A Associação Brasileira de Desenvolvimento (ABDE) criticou a proposta sob outra ótica: segundo a organização, a ampliação da cobertura beneficiaria investidores de alta renda e penalizaria, indiretamente, os pequenos. Para o presidente da ABDE, João Carlos de Lima, isso ocorreria porque os bancos tenderiam a repassar os custos extras de contribuição ao FGC por meio de juros mais altos ou da queda na rentabilidade dos produtos.

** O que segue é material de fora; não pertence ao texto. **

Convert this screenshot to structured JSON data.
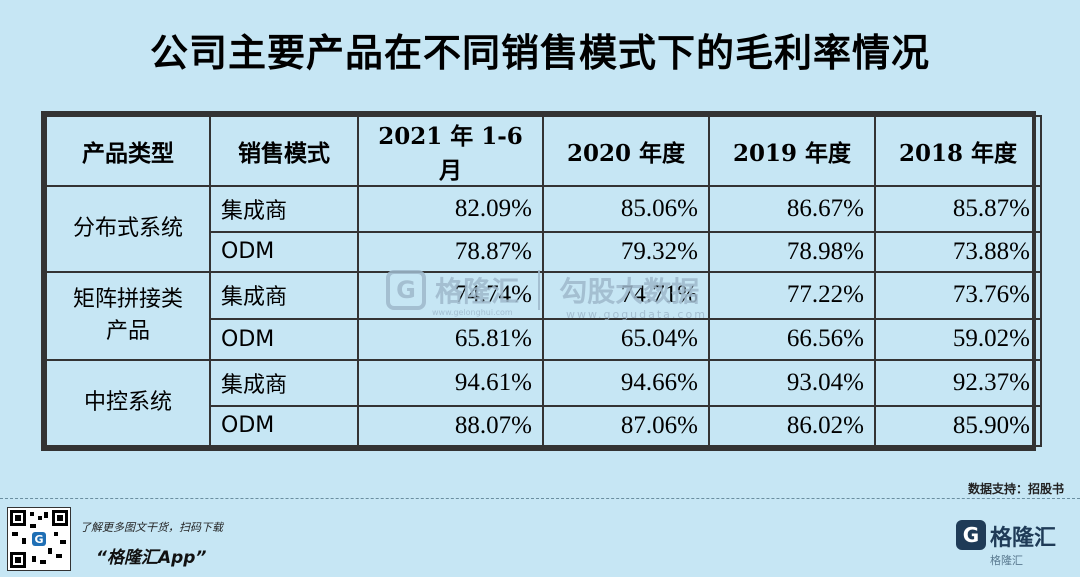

Limite mais alto no FGC e falsa sensação de segurança podem alastrar crisesHá também preocupações com a capacidade do FGC de sustentar seu papel em cenários desafiadores. Com um limite mais alto e mais bancos operando sob uma falsa sensação de segurança, crises pontuais poderiam rapidamente se alastrar, obrigando o fundo a cobrir valores muito superiores aos atuais. Isso colocaria em xeque sua eficácia e ampliaria os danos para o sistema financeiro e para a economia como um todo.
Em meio às discussões, os grandes bancos propuseram ao BC um novo modelo de funcionamento do FGC. Bancos que desejem captar mais sob sua proteção passariam a pagar uma contribuição adicional, penalizando o aumento de risco. Mas a medida impactaria principalmente os bancos de médio e pequeno porte.
Órgãos de defesa do consumidor, como os Procons e o Idec (Instituto Brasileiro de Defesa do Consumidor), defendem que qualquer alteração nas regras preserve o equilíbrio entre proteção ao aplicador e justiça econômica. O professor Botelho vai na mesma linha: “O ideal seria uma análise do Banco Central sobre o limite ideal de proteção, equilibrando segurança ao investidor e sustentabilidade do fundo”.
Em 2024, o Conselho Monetário Nacional (CMN) decidiu impor um freio nas aplicações feitas com dinheiro protegido pelo FGC. A nova regra determinou que os recursos só podem ser investidos em títulos públicos, considerados os papéis mais seguros do mercado.
A medida busca impedir que instituições financeiras apliquem os recursos em investimentos de alto risco, o que poderia fragilizar o fundo em cenários de instabilidade do sistema, justamente quando sua atuação se torna mais necessária.